In Islam, a Nikāh is considered to be a contract between a husband and wife. A Nikāh can be oral or written, however confirmation of the agreement must be done in front of at least two adult male witnesses or one adult male witness and two women. Preferably, the Nikāh would be put in writing. A Nikāh alone is not equal to a legal marriage in BC.
Depending on the juristic school of thought, the requirements for Nikāh vary slightly; however, one requirement that is steadfast is that a Nikāh must be performed in the presence of:
- The bride, or in the event that she is not present, her appointed representative;
- The groom;
- The Wali — A Wali is the male guardian of a Muslim woman. A Wali is the male member of a woman’s family who Islamic law entrusts with the responsibility to look after her financial and societal interests. The Wali is generally the bride’s father. If the bride’s father is not present, then the Wali can be any of the bride’s closest Mahārim (plural of Mahārim). A Mahārim is a close male relative to a woman, who Islamic law prohibits a woman from marrying, such as a paternal grandfather, brother, paternal uncle. If no one is available, the judge known as a Qādhi (or in a Western context, the Imam) will assume the role of a the Wali;
- A Qadi, Imaam, or a marriage officiant – The person who officiates the wedding can be anyone but is often an Imam (a religious scholar) or a Qādhi.
- If they are a revert and don’t have any male relative that is also a Muslim, any Muslim well known for his knowledge of the religion and his good morals will do, preferably an Imam.
- Two Muslim men known for their good morals to act as witnesses — the requirements for being considered of good moral standing are stringent though, so many of religious scholars suggest having a congregation instead.
In order for a marriage to be valid in Islam and for the Nikāh to be valid, there must be a Mahr. Mahr, which is considered to be a part of the Nikāh, is a stipulated amount of money or gift given to the bride by the groom at the time of the marriage contract.
Now, moving on to the aspects that are not strictly required for a marriage in Islam. Marriage, as a ceremony, is supposed to be simple in Islam. There is a hadith narrated by ‘Uqbah ibn ‘Amir: The Messenger of Allah, peace and blessings be upon him, said, “The best marriage is one that is easiest.” [narrated by Al Tabarāni]
According to Islam, it is preferable not to change names after marriage but it is permissible to do so.
Under BC law, two people are “spouses” if they marry each other or live with each other in a “marriage-like” relationship for two years or more (or, for the purposes of spousal support, if they have a child together, even if they have lived together for less than two years).
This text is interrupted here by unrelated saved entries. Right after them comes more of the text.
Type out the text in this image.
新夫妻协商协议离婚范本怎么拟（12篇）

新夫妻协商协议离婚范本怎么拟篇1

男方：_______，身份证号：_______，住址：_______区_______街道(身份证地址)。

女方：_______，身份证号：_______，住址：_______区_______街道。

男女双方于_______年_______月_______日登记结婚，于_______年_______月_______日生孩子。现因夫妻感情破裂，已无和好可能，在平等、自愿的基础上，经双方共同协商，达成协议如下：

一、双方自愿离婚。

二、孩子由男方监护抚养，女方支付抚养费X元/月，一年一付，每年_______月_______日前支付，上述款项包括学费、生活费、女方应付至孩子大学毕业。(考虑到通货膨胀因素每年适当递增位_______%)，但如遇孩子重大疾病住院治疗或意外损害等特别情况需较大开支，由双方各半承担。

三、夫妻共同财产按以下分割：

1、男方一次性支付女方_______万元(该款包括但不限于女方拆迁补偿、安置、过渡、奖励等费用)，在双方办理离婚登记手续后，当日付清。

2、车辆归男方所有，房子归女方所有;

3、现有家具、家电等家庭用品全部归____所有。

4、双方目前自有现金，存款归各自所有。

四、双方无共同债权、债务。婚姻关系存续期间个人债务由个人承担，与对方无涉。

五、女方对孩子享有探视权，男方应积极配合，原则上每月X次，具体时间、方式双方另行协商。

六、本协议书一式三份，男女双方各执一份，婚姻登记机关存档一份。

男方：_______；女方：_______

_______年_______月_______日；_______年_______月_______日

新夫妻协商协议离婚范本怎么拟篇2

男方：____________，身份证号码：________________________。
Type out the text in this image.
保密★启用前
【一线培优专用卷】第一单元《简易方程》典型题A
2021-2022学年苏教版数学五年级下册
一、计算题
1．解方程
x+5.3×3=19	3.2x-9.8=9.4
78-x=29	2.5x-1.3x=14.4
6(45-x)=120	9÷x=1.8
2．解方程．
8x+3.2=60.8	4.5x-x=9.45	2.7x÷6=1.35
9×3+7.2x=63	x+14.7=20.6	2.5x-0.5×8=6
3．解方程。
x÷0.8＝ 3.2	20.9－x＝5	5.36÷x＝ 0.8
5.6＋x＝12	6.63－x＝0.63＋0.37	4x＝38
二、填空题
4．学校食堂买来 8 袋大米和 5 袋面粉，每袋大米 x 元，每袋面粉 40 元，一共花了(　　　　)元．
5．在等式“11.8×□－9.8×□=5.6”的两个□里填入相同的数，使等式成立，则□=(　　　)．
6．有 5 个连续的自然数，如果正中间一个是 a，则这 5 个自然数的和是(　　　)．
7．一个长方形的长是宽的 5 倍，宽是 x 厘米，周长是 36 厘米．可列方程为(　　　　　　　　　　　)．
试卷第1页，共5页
With a few exceptions, this will represent the majority of marriages in BC including an Islamic marriage.
In the three months prior to their wedding date, a couple ought to buy a marriage licence. Only one member of the couple is required to apply but most do so in person and present primary identification for both parties. At the time this article was written, marriage licence fees amount to approximately $100.
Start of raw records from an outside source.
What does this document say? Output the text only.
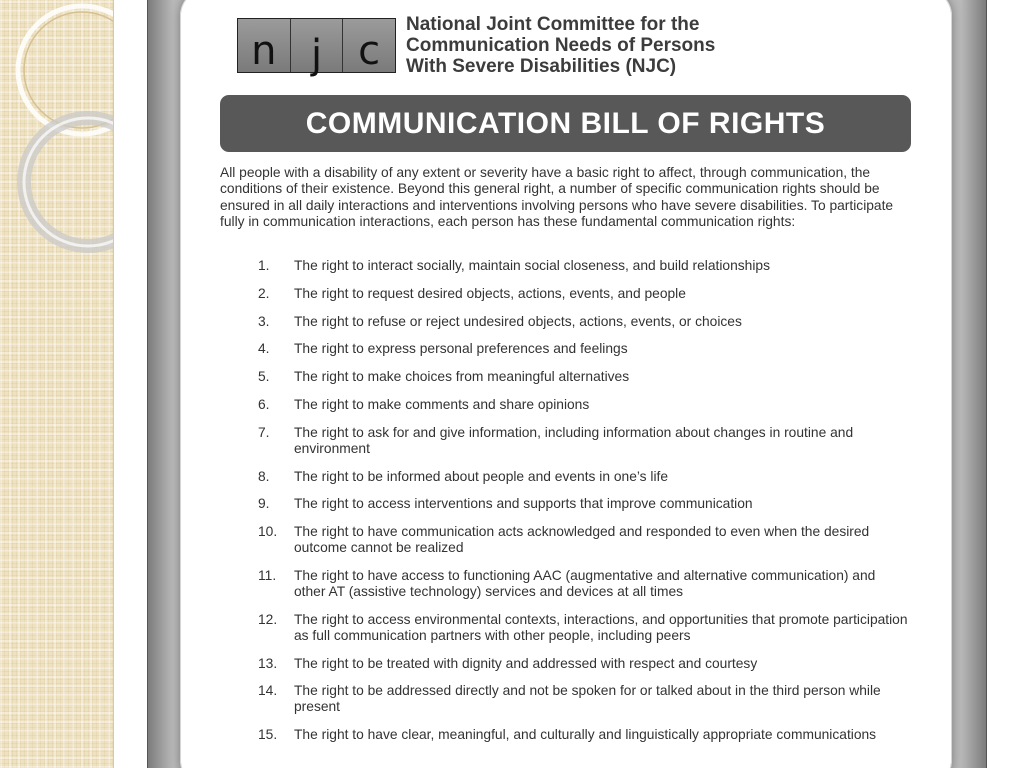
n j c
National Joint Committee for the
Communication Needs of Persons
With Severe Disabilities (NJC)
COMMUNICATION BILL OF RIGHTS

All people with a disability of any extent or severity have a basic right to affect, through communication, the conditions of their existence. Beyond this general right, a number of specific communication rights should be ensured in all daily interactions and interventions involving persons who have severe disabilities. To participate fully in communication interactions, each person has these fundamental communication rights:

1.	The right to interact socially, maintain social closeness, and build relationships
2.	The right to request desired objects, actions, events, and people
3.	The right to refuse or reject undesired objects, actions, events, or choices
4.	The right to express personal preferences and feelings
5.	The right to make choices from meaningful alternatives
6.	The right to make comments and share opinions
7.	The right to ask for and give information, including information about changes in routine and environment
8.	The right to be informed about people and events in one’s life
9.	The right to access interventions and supports that improve communication
10.	The right to have communication acts acknowledged and responded to even when the desired outcome cannot be realized
11.	The right to have access to functioning AAC (augmentative and alternative communication) and other AT (assistive technology) services and devices at all times
12.	The right to access environmental contexts, interactions, and opportunities that promote participation as full communication partners with other people, including peers
13.	The right to be treated with dignity and addressed with respect and courtesy
14.	The right to be addressed directly and not be spoken for or talked about in the third person while present
15.	The right to have clear, meaningful, and culturally and linguistically appropriate communications
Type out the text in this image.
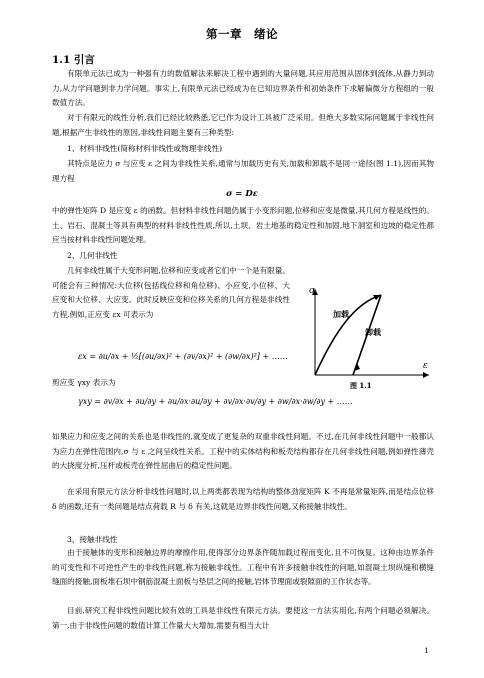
第一章　绪论
1.1 引言

有限单元法已成为一种强有力的数值解法来解决工程中遇到的大量问题,其应用范围从固体到流体,从静力到动力,从力学问题到非力学问题。事实上,有限单元法已经成为在已知边界条件和初始条件下求解偏微分方程组的一般数值方法。

对于有限元的线性分析,我们已经比较熟悉,它已作为设计工具被广泛采用。但绝大多数实际问题属于非线性问题,根据产生非线性的原因,非线性问题主要有三种类型:

1、材料非线性(简称材料非线性或物理非线性)

其特点是应力 σ 与应变 ε 之间为非线性关系,通常与加载历史有关,加载和卸载不是同一途径(图 1.1),因而其物理方程

σ = Dε

中的弹性矩阵 D 是应变 ε 的函数。但材料非线性问题仍属于小变形问题,位移和应变是微量,其几何方程是线性的。土、岩石、混凝土等具有典型的材料非线性性质,所以,土坝、岩土地基的稳定性和加固,地下洞室和边坡的稳定性都应当按材料非线性问题处理。

2、几何非线性

几何非线性属于大变形问题,位移和应变或者它们中一个是有限量。可能会有三种情况:大位移(包括线位移和角位移)、小应变,小位移、大应变和大位移、大应变。此时反映应变和位移关系的几何方程是非线性方程,例如,正应变 εx 可表示为

εx = ∂u/∂x + ½[(∂u/∂x)² + (∂v/∂x)² + (∂w/∂x)²] + ……
剪应变 γxy 表示为
γxy = ∂v/∂x + ∂u/∂y + ∂u/∂x·∂u/∂y + ∂v/∂x·∂v/∂y + ∂w/∂x·∂w/∂y + ……
σ
ε
加载
卸载
图 1.1

如果应力和应变之间的关系也是非线性的,就变成了更复杂的双重非线性问题。不过,在几何非线性问题中一般都认为应力在弹性范围内,σ 与 ε 之间呈线性关系。工程中的实体结构和板壳结构都存在几何非线性问题,例如弹性薄壳的大挠度分析,压杆或板壳在弹性屈曲后的稳定性问题。

在采用有限元方法分析非线性问题时,以上两类都表现为结构的整体劲度矩阵 K 不再是常量矩阵,而是结点位移 δ 的函数,还有一类问题是结点荷载 R 与 δ 有关,这就是边界非线性问题,又称接触非线性。

3、接触非线性

由于接触体的变形和接触边界的摩擦作用,使得部分边界条件随加载过程而变化,且不可恢复。这种由边界条件的可变性和不可逆性产生的非线性问题,称为接触非线性。工程中有许多接触非线性的问题,如混凝土坝纵缝和横缝缝面的接触,面板堆石坝中钢筋混凝土面板与垫层之间的接触,岩体节理面或裂隙面的工作状态等。

目前,研究工程非线性问题比较有效的工具是非线性有限元方法。要使这一方法实用化,有两个问题必须解决。第一,由于非线性问题的数值计算工作量大大增加,需要有相当大计

1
At any wedding in BC, the couple, two witnesses and the officiant marrying them must sign the marriage licence and registration of marriage after the ceremony has been performed. Within 48 hours of the wedding, the officiant submits the registration to the Vital Statistics Agency where the registration information becomes a permanent legal record.
Every couple marrying in BC receives a marriage certificate by mail once the Vital Statistics Agency has registered their marriage. This usually occurs three weeks after the wedding.
Getting Married Abroad
Certain countries may require proof of freedom to marry. For couples planning to get married abroad in such countries, they can get a marriage search certificate for approximately $50.00 (note: this is the cost at the time this article was written).
Last Name after Marriage
After marriage, either one of the couple can choose to use:
- The same last name as their new spouse;
- The last name of a previous spouse by marriage; or
- The last name that is on their birth certificate.
Pursuant to the Name Act, one can legally assume their spouse’s last name without applying for a legal change of name. When one legally assumes their spouse’s last name, they can return to the use of their previous name at any time.
If one decides to legally change their surname after marriage, the surname listed on their birth certificate would be changed to their new chosen name. If that person later decides that they wish to return to their previous surname, the would have to complete a second change of name.